According to Brangan, 477 Mass. at 707, these findings must include consideration of the financial situation of the defendant, and here, there was none. The findings must also include an articulation of why less restrictive alternatives are inadequate, Id., and, despite their discussion at the nonevidentiary hearing in this matter, less restrictive alternatives were not addressed in the judge's order. Brangan, supra, also requires that the judge explain how the bail amount was calculated, which the judge did not do. And, again, both the length of pretrial custody and all the equities must be considered, which they were not.
To be sure, "a judge need only provide sufficient information to enable the parties and the appellate courts to recognize that the judge has undertaken the analysis required by our holding in Brangan and its codification in the bail statutes" before imposing a bail that is beyond what a defendant can reasonably afford. Walsh v. Commonwealth, 485 Mass. 567, 582 (2020). But mere discussion of some of these issues during the hearing with no resultant findings is not adequate. Our conclusion requires reversal of the single justice order denying the petition for review, vacatur of the motion judge's bail order, and a remand to the trial court for a new hearing in compliance with Brangan and issuance of a new order on the defendant's motion.
In light of our conclusion, we need not address the defendant's claim under Vasquez. We do not address the defendant's constitutional excessive bail claims under Article XXVI of the Declaration of Rights of the Constitution of Massachusetts, and the Eighth Amendment to the United States Constitution, but it may be considered de novo in the trial court on remand.
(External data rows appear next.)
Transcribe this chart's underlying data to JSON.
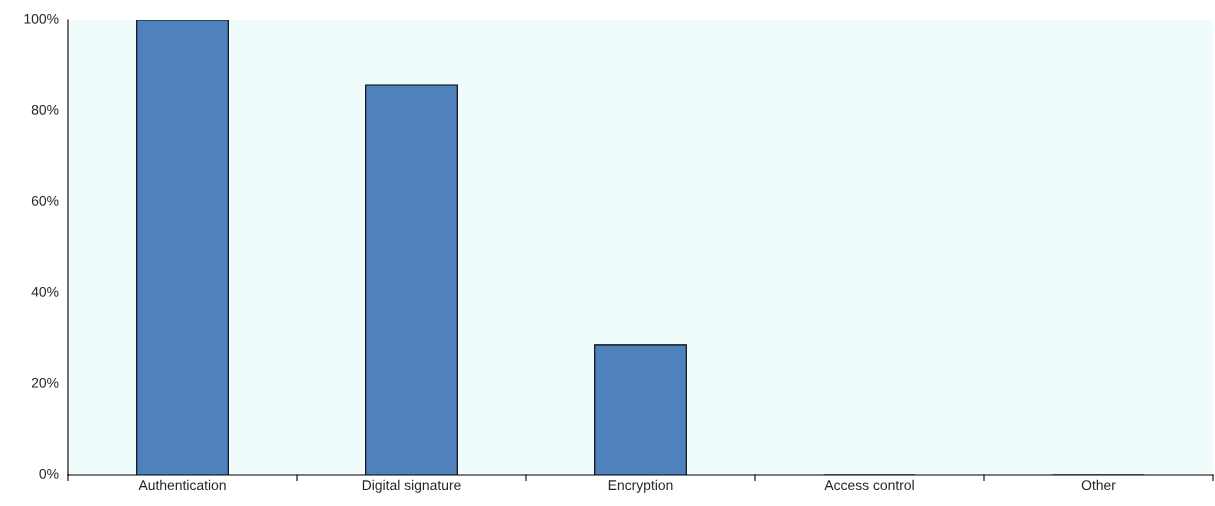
{
  "chart_data": {
    "type": "bar",
    "categories": [
      "Authentication",
      "Digital signature",
      "Encryption",
      "Access control",
      "Other"
    ],
    "values": [
      100,
      85.7,
      28.6,
      0,
      0
    ],
    "color": "#4f81bd",
    "ylim": [
      0,
      100
    ],
    "yticks": [
      {
        "value": 0,
        "label": "0%"
      },
      {
        "value": 20,
        "label": "20%"
      },
      {
        "value": 40,
        "label": "40%"
      },
      {
        "value": 60,
        "label": "60%"
      },
      {
        "value": 80,
        "label": "80%"
      },
      {
        "value": 100,
        "label": "100%"
      }
    ],
    "grid": false
  }
}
We note that many of the questions at issue may turn on factual circumstances. For example, what would be the nature of DMH supervision of the defendant were she discharged by DMH from WRCH in order to attend what they deem the appropriate programs? Can a person involuntarily committed even be placed in such an open setting? What might the efficacy be of other alternatives? The single justice order dated October 17, 2022, is reversed. The petition for review is allowed; the bail order is vacated; and the case remanded to the Superior Court for further proceedings consistent with this memorandum and order.
We note that because she has now been in pretrial detention for nineteen years and was found in her first trial to be not guilty of murder in the first degree, a different statute may apply here. Under G. L. c. 123, § 16 (f),
"If a person is found incompetent to stand trial, the court shall send notice to the department of correction which shall compute the date of the expiration of the period of time equal to the time of imprisonment which the person would have had to serve prior to becoming eligible for parole if he had been convicted of the most serious crime with which he was charged in court and sentenced to the maximum sentence he could have received, if so convicted. ... On the final date of such period, the court shall dismiss the criminal charges against such person, or the court in the interest of justice may dismiss the criminal charges against such person prior to the expiration of such period."Of course, there may be reasons the defendant or her counsel choose not to proceed along that avenue, something that is not relevant to the instant matter.
So ordered.
The panelists are listed in order of seniority.